Why Netflix is buying a small AI team right now

This comes right after Netflix backed off a much bigger M&A circus: it reportedly stepped away from the scramble around Warner Bros. Discovery’s studio/streaming assets after someone else topped the bid. And suddenly Netflix is doing the opposite of a mega-deal—going small, targeted, and practical.

That’s not an accident. Buying a studio is buying a cathedral. Buying a 16-person AI post tool team is buying a wrench set.

Deadline points to the relationship factor, too. Netflix has been tightening ties with Affleck through a first-look deal with Artists Equity, the production company he runs with Matt Damon. Netflix also released “The Rip” in January, an action movie starring both of them. And according to the reporting, Affleck floated his AI venture to Netflix executives last fall, kicking off months of talks before the deal closed. This wasn’t some impulsive “hey, let’s do AI” moment. It was cultivated.

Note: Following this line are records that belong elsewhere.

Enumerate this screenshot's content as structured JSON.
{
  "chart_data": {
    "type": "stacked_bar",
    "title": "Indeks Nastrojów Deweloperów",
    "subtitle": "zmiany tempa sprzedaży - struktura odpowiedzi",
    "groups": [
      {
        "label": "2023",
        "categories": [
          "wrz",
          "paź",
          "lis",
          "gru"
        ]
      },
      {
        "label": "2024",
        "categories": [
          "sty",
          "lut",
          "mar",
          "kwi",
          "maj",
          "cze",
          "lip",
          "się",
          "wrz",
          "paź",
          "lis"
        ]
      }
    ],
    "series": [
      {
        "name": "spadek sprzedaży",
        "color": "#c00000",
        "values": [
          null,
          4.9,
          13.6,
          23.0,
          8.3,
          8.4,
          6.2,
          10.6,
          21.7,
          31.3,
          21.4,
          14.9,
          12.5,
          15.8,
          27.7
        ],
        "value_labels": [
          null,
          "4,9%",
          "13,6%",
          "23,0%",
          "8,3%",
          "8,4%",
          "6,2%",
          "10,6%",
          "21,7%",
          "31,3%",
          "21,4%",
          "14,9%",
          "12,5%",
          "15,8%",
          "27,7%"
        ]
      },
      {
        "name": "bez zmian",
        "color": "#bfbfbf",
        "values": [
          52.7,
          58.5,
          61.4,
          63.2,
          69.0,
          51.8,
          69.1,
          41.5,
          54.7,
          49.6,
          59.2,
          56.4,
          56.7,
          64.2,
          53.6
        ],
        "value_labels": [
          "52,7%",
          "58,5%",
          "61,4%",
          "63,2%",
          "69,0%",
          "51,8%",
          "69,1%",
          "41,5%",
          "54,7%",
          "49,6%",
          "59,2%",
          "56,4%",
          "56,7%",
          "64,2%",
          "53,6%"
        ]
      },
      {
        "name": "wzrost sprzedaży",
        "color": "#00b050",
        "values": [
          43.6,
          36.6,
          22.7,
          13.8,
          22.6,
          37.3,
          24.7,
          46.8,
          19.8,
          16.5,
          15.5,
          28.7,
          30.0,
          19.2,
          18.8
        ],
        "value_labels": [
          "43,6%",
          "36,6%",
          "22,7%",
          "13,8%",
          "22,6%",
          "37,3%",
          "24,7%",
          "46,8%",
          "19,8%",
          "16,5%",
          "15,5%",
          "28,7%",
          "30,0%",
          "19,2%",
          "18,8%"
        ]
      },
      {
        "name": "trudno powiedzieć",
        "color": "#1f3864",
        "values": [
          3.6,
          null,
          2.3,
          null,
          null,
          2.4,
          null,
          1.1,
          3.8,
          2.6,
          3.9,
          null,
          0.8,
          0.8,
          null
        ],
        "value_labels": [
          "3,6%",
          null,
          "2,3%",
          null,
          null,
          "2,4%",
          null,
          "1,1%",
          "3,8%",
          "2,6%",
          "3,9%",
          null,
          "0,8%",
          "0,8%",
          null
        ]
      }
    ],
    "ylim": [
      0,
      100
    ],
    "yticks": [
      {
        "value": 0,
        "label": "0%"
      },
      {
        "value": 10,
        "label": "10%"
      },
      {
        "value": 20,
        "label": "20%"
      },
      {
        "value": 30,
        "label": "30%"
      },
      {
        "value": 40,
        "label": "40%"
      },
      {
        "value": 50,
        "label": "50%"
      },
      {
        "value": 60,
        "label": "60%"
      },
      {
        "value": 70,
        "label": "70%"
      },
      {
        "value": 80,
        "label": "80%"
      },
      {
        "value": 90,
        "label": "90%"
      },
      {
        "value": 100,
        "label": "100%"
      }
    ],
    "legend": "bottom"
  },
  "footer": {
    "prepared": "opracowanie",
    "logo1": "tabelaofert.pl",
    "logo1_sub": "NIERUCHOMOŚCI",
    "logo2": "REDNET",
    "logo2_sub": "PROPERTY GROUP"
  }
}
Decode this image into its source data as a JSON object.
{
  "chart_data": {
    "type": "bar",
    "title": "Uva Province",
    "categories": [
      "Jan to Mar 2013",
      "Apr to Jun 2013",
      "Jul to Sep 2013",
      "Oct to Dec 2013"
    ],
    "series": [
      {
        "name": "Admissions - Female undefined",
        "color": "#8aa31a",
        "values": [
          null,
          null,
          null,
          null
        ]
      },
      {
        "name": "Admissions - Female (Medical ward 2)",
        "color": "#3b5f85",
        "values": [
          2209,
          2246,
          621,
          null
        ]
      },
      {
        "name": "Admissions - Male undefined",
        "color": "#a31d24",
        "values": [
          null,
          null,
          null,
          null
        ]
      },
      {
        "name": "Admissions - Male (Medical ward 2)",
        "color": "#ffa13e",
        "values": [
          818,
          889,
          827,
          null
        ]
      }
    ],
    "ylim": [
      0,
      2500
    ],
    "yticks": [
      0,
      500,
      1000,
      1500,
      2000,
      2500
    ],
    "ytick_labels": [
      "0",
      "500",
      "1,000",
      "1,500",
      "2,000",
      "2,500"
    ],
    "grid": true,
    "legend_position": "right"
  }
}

Netflix is also buying positioning. Hollywood’s AI fight is radioactive, especially anything that smells like generating images “from scratch” and replacing crews. This deal lets Netflix say: we’re investing in tools that help teams finish the work, not tools that replace the work. And having Affleck as senior advisor gives Netflix a filmmaker’s shield—less “tech bro disruptor,” more “guy who’s actually been on a set at 4 a.m.”

The catch: “helpful” AI can still squeeze crews—and flatten style

Affleck says the tools have built-in restrictions to protect creative intent and keep decisions in artists’ hands. Sounds nice. But once you automate color tweaks, relighting, and VFX touch-ups, you’re stepping directly onto people’s jobs, budgets, and bargaining power.

Even if the tool is designed for filmmakers, producers can use it as a cudgel: faster turnaround, fewer paid hours, smaller teams, more notes, tighter deadlines. “The software can do it” has a way of becoming “you can do it by tomorrow.”

Then there’s the style problem. If one giant buyer—Netflix—starts standardizing AI building blocks across a big chunk of its pipeline (and remember, Netflix controls commissioning, delivery schedules, and distribution), you can end up with workflows that start to look the same. Not because artists ran out of ideas, but because the tool nudges everyone toward the same “efficient” solutions.

Movies aren’t built only on efficiency. They’re built on happy accidents, ugly fixes, and imperfect shots that somehow become the signature.

And the integration risk is real. Sixteen people is tiny inside Netflix. If Netflix buries them in corporate process, InterPositive becomes just another internal department with a Jira board and a quarterly OKR slideshow. If Netflix gives them oxygen, the tech could spread through Netflix’s in-house post pipeline and then into partner productions.

Either way, Affleck’s going to get judged on outcomes, not titles. The question won’t be whether Netflix “has an AI strategy.” It’ll be whether these tools actually respect the crews doing the work—or just make the calendar look prettier.